The ultimate goal of TraCSS is to establish a system that takes in data from multiple sources, including commercial providers and the Defense Department as well as potentially other partners, to provide civil space traffic coordination services. The office has a mandate to provide a basic safety service free of charge to satellite operators, while companies are able to charge for more advanced services.
An ongoing challenge is determining what is included in a free basic service and what are more advanced services that companies can charge for. “We have been talking with them and to a lot of the stakeholders,” said Maliga, who noted that LeoLabs currently provides premium services to about 70% of LEO satellite operators.
“We’ll see when it becomes operational,” she said of the division of basic and advanced services, “but we definitely think it’s moving in the right direction.”
The Office of Space Commerce is taking an iterative approach to TraCSS, one that Sandra Magnus, chief engineer for the program, called “crawl, walk, run” in a presentation last July. An initial Phase 1.0 is set to be ready as soon as September, with updates on a quarterly basis through September 2025.
DalBello said at the AMOS Conference in Hawaii in September that his office got off to a slow start because of a lack of funding and personnel, which has improved after the office secured $70 million for fiscal year 2023, with $88 million requested for 2024. Much of that funding will go towards purchases of commercial infrastructure, data and services, he said then.
Wasson, though, said he thinks the Office of Space Commerce could move faster by making greater use of commercial capabilities. “They could turn the switch and we could be producing what they need for Space Policy Directive 3 in a matter of days,” he said.

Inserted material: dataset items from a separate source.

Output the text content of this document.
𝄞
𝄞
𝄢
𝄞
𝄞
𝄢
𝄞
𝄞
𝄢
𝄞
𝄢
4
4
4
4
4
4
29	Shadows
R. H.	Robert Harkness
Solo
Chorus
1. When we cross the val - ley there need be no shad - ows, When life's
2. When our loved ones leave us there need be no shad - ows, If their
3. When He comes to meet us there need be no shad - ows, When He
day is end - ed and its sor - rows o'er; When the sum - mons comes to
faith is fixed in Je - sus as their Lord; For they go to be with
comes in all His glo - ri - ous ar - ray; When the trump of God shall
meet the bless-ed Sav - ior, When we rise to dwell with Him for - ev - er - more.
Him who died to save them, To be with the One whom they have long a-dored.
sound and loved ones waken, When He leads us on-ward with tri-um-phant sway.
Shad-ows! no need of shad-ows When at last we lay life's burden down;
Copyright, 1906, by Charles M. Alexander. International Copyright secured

Space Policy Directive 3 instructed the Commerce Department in 2018 to establish a civil space traffic coordination system.
He said he was concerned that the momentum built up developing TraCSS could be lost if there is a change in administrations after the 2024 elections, unless there was a system already in operation before then.
“What we’re going to be doing with our commercial partners is continuing to advocate that after this pathfinder that they don’t shut things down,” he said. “They can keep this as a funded effort and we start adding on additional features to make this a viable solution in 2024.”